Thursday, May 12, 2016

A Sign of the Times on ESPN.com

If you like sports, you read that website.  In the middle right, there is a list of headlines with hyperlinks to the text.  One of those headlines is that Everton sacked Roberto Martinez. 

Say what?

Everton is not a team in any of the major US sports leagues.  It isn't a university, either.  And yet, on the American website, the firing of the manager (read:  head coach) of an also-ran top-division English soccer club gets a headline of this prominence -- even at a time when ESPN has a website dedicated totally to soccer. 

What should we read into this?

1.  It's a slow news day, and, sorry, but outside Max Scherzer's striking out 20 of his former Tiger teammates there is no sports news this morning.

2.  Soccer has become a much bigger deal in the U.S.

3.  More global readers read ESPN.com than in years past.

4.  Many Americans got to know Roberto Martinez during ESPN's telecasts of the World Cup in 2014 and came to like him, so he's somewhat better known in the U.S. than, say, Guus Hiddink.
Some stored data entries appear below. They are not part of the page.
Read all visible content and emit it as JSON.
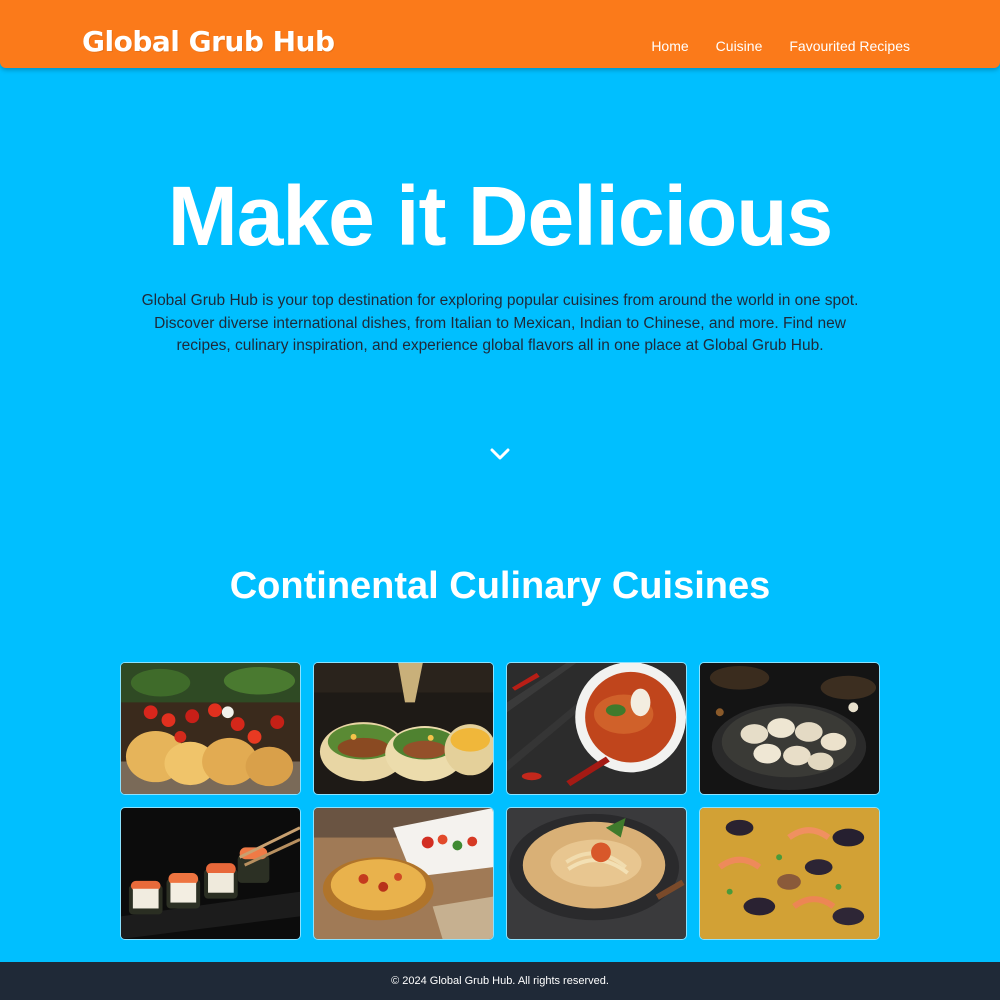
{
  "header": {
    "logo": "Global Grub Hub",
    "nav": [
      {
        "label": "Home"
      },
      {
        "label": "Cuisine"
      },
      {
        "label": "Favourited Recipes"
      }
    ],
    "background_color": "#fb7a1a"
  },
  "hero": {
    "title": "Make it Delicious",
    "description": "Global Grub Hub is your top destination for exploring popular cuisines from around the world in one spot. Discover diverse international dishes, from Italian to Mexican, Indian to Chinese, and more. Find new recipes, culinary inspiration, and experience global flavors all in one place at Global Grub Hub.",
    "scroll_icon": "chevron-down-icon"
  },
  "cuisines": {
    "title": "Continental Culinary Cuisines",
    "items": [
      {
        "image": "pasta-tomatoes-photo"
      },
      {
        "image": "tacos-photo"
      },
      {
        "image": "curry-soup-photo"
      },
      {
        "image": "dumplings-photo"
      },
      {
        "image": "sushi-rolls-photo"
      },
      {
        "image": "quiche-photo"
      },
      {
        "image": "ramen-bowl-photo"
      },
      {
        "image": "paella-photo"
      }
    ]
  },
  "footer": {
    "text": "© 2024 Global Grub Hub. All rights reserved."
  },
  "colors": {
    "page_background": "#00bfff",
    "header_background": "#fb7a1a",
    "footer_background": "#1f2937",
    "text_white": "#ffffff",
    "text_dark": "#1e2a3a"
  }
}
5.  Perhaps those who read ESPN.com right now do not find baseball as compelling as fans thirty years ago did.

6.  All of the above.

And why?  Well, for one thing, the average age of an MLB fan is about 56 years old, and hockey seems to have a limited audience beyond those who attend games.  It's the off-season for college football and basketball, and while the NBA playoffs can be fascinating, they don't hold the broad sports audience night after night.  Whether they should at this stage is a totally different issue.  But with soccer -- and the nascency of its being broadcast from England into the U.S. on NBC Sports Channel -- there is much more interested, especially because a) mostly all games but Cup games have concluded and b) we could be upon one of the most volatile transfer seasons in recent memory.

While this is great for soccer, it is not as good for those who got displaced.  My read is that the elders of baseball should be very worried about the demographics of their fans base.